NTT DoCoMo strikes LTE blow
Of all the newly launched LTE-based mobile services, perhaps none had been so eagerly anticipated as that of Japanese giant NTT DoCoMo, which launched commercially on Dec. 27.

With unlimited data plans having wreaked havoc in the Japanese mobile broadband market – creating a niche market for spectrum-rich WiMAX operator UQ Communications – market analysts eagerly waited to see how DoCoMo would price its precious LTE spectrum.

DoCoMo’s LTE plans swept the all-you-can-eat model clean off the table: The operator’s initial LTE mobile broadband plan offered just 5GB of data for a whopping US$80 a month, about 10% more expensive than HSPA services, with additional data costing US$16 per gigabyte.

DoCoMo’s LTE pricing left nobody in doubt that it wanted things to be different in the LTE era, but the same cannot quite be said for the other Asia Pacific operators that have deployed commercial LTE services.

The management of Hong Kong operator CSL has talked openly about its desire to see the local market move away from unlimited data plans and toward a more usage-based model, but – for the time being, at least – the firm has yet to withdraw its unlimited offerings.

Similarly, Singaporean operator M1 has yet to unveil any radically different LTE plans, though the operator has deployed services only to corporate subscribers, and Philippines operator Smart Communications also has yet to make any radical pricing changes since it launched LTE.

To be fair, we are still in the early stages of LTE deployment, and operators might want to bed down the technology before risking any new pricing strategies, but it could also be argued that there might never be a better time to launch usage-based pricing than when the network is underused and operating at premium performance.

Priority access kicks into gear
Indeed, the only real change that Asia Pacific’s market has seen has been the introduction of “priority access” service offers by operators, which provide top-end mobile broadband plans with guaranteed downlink and uplink speeds.

SingTel has the best example of such a plan, offering subscribers to its top-end 7.2Mbps and 21Mbps HSPA services access to its Priority Pass, which offers faster and more reliable mobile broadband connectivity than is available to subs taking SingTel’s cheaper mobile broadband packages.

Intriguingly, the plans developed by some carriers in the region to deploy services similar to SingTel’s have attracted the attention of regulators, most notably in Taiwan, where the National Communications Commission has closely scrutinized Chunghwa Telecom’s plans to introduce its own tiered service offering.

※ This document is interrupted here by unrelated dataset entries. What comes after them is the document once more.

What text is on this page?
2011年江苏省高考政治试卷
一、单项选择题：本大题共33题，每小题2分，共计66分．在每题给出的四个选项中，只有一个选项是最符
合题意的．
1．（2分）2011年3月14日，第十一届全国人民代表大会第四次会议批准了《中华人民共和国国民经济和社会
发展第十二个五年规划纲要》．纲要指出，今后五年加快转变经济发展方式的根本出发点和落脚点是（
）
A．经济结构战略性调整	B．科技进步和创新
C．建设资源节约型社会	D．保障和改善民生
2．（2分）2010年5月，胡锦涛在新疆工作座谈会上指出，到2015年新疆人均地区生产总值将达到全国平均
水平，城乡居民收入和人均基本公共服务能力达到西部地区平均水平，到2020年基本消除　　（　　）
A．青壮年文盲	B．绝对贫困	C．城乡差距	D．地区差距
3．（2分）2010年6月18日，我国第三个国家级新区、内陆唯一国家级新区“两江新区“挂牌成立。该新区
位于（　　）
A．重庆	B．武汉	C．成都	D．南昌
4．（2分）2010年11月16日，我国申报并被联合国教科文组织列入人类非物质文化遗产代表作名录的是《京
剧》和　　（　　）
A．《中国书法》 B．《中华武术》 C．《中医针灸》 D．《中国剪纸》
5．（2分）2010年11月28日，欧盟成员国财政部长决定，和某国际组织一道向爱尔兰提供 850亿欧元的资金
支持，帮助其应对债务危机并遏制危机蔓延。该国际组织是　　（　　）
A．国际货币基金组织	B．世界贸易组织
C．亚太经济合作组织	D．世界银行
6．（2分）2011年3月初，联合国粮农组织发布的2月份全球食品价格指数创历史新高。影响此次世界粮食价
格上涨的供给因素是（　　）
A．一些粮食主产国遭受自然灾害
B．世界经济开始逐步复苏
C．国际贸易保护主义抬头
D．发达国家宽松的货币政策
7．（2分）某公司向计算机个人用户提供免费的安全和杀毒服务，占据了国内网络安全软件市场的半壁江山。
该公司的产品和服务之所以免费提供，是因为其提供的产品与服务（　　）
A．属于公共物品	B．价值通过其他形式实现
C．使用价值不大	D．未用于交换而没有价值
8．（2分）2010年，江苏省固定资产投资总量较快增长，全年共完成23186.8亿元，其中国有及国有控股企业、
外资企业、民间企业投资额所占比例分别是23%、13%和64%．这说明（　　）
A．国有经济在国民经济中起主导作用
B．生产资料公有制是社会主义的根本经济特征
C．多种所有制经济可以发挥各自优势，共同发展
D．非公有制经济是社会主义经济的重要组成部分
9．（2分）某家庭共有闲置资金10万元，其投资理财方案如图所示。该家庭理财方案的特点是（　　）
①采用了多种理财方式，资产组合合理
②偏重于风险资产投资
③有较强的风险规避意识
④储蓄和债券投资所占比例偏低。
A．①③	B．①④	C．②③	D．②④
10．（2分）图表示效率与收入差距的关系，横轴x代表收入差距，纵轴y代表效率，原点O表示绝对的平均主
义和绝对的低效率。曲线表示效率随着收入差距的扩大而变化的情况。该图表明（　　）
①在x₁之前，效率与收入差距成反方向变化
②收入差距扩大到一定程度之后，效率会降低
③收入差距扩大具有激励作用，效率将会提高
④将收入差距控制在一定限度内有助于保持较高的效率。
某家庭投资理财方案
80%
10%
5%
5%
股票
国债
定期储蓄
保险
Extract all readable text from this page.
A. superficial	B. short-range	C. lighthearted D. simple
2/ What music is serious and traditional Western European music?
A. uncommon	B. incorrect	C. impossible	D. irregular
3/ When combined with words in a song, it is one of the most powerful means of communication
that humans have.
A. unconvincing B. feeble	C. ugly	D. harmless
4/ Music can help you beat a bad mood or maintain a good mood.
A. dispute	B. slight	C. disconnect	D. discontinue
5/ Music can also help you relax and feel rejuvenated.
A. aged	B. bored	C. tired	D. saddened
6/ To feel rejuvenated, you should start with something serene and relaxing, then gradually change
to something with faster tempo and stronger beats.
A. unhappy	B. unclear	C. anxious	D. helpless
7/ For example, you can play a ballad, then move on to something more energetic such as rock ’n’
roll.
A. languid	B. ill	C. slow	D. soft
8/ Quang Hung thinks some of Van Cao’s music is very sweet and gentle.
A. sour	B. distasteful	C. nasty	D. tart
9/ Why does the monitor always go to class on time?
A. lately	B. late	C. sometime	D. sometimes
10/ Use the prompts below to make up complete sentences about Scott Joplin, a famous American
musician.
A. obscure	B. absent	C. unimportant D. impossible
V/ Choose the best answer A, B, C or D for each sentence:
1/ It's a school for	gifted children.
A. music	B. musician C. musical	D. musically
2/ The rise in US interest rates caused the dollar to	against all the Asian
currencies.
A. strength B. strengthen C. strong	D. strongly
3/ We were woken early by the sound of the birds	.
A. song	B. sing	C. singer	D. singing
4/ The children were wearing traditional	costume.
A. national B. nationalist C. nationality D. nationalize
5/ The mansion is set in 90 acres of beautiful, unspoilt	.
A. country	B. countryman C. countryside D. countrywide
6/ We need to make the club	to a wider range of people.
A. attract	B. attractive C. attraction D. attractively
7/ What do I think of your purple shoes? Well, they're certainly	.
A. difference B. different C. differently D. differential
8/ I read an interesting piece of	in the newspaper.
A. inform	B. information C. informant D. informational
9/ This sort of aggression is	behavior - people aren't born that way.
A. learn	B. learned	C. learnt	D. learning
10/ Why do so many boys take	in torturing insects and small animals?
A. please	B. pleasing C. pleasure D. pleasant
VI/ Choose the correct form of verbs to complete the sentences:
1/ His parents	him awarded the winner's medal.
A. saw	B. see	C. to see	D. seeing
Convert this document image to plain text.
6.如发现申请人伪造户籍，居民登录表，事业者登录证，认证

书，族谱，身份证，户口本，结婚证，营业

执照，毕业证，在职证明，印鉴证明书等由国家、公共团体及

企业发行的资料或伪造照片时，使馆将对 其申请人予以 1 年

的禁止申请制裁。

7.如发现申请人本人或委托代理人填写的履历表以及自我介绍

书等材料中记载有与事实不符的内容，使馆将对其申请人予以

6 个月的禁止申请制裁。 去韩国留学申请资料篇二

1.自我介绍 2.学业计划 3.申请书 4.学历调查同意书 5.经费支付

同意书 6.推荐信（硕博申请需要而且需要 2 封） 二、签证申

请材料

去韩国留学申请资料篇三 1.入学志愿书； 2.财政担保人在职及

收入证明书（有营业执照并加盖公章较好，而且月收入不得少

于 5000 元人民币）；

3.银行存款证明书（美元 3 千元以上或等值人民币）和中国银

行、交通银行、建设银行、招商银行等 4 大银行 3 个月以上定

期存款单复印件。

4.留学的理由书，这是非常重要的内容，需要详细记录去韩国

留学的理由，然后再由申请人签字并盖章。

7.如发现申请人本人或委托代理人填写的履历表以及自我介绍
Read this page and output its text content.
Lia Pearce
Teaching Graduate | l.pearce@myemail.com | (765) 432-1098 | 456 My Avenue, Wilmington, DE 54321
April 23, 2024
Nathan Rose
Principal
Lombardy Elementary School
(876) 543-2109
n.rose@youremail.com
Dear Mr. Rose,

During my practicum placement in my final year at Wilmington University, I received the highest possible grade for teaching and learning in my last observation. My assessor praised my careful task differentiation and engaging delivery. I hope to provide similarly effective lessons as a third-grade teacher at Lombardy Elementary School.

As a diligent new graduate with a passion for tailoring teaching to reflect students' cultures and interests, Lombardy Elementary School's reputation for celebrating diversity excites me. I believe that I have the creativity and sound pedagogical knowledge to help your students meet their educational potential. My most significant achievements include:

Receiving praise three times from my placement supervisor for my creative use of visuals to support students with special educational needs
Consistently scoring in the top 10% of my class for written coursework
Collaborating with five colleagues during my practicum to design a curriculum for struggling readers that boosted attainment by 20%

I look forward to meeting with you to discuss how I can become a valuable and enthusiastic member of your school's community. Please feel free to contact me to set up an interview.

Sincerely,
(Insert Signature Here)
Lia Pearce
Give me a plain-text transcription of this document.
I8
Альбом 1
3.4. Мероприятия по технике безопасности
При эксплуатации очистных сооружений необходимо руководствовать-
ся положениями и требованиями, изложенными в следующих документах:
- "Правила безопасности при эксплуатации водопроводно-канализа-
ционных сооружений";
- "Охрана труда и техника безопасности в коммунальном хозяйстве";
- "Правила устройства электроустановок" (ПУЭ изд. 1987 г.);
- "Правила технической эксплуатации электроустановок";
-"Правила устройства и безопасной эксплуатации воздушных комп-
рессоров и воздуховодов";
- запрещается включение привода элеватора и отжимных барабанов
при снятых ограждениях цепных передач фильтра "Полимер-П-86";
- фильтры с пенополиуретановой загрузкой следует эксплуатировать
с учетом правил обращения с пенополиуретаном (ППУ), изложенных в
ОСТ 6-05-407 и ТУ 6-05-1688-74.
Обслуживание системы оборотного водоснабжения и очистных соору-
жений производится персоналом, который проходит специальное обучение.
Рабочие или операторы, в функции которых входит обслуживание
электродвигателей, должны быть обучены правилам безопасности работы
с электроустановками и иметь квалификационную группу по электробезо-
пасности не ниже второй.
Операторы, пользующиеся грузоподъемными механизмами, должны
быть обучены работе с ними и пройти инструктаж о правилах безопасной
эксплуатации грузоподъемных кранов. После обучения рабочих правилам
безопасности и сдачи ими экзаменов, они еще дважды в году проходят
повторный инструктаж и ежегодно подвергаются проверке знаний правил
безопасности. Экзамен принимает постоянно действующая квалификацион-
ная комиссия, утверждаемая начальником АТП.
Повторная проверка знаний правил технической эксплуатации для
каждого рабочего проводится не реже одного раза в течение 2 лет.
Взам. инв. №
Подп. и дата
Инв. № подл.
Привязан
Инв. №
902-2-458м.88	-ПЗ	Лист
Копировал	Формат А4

The NCC allowed the CHT plan to proceed but warned the operator that it must urgently address subscriber complaints about slow downlink speeds and unstable connections on its standard mobile broadband services.

Tinkering at the margins
There is little doubt that the concept of priority access is really only tinkering at the margins of the problem, however, and that the only real solution to the problem will be for operators to bite the bullet and end the whole unlimited-plan era, as tough as that might be in the short term.

In South Korea, where the mobile data deluge has been just as bad as in Japan, senior management of second-ranked mobile operator KT has been pleading with rival operator SK Telecom and LGU Plus to end their unlimited mobile data plans, to bring some sanity back to the market.

Pyo Hyun-Myung, president of KT’s mobile business unit, told local press that the current pricing structure in the mobile broadband market “doesn’t provide any motive for us to make investments,” arguing that the operators needed to find common ground on ending the all-you-can-eat data era.

The problem is, of course, that in the highly competitive mobile market, operators are loath to act unilaterally to end the unlimited-pricing era because they are fearful that their rivals will not join them in doing so and will even use the fact that they are still offering unlimited plans – albeit on hopelessly overloaded networks – to attract subscribers.

This fear is well founded, particularly in the more price-sensitive markets in the region, but sooner or later operators are going to have to make sure that they don’t sleepwalk into making the same mistakes with LTE that they made in the 3G era. The consequences of doing so would be dire in the extreme.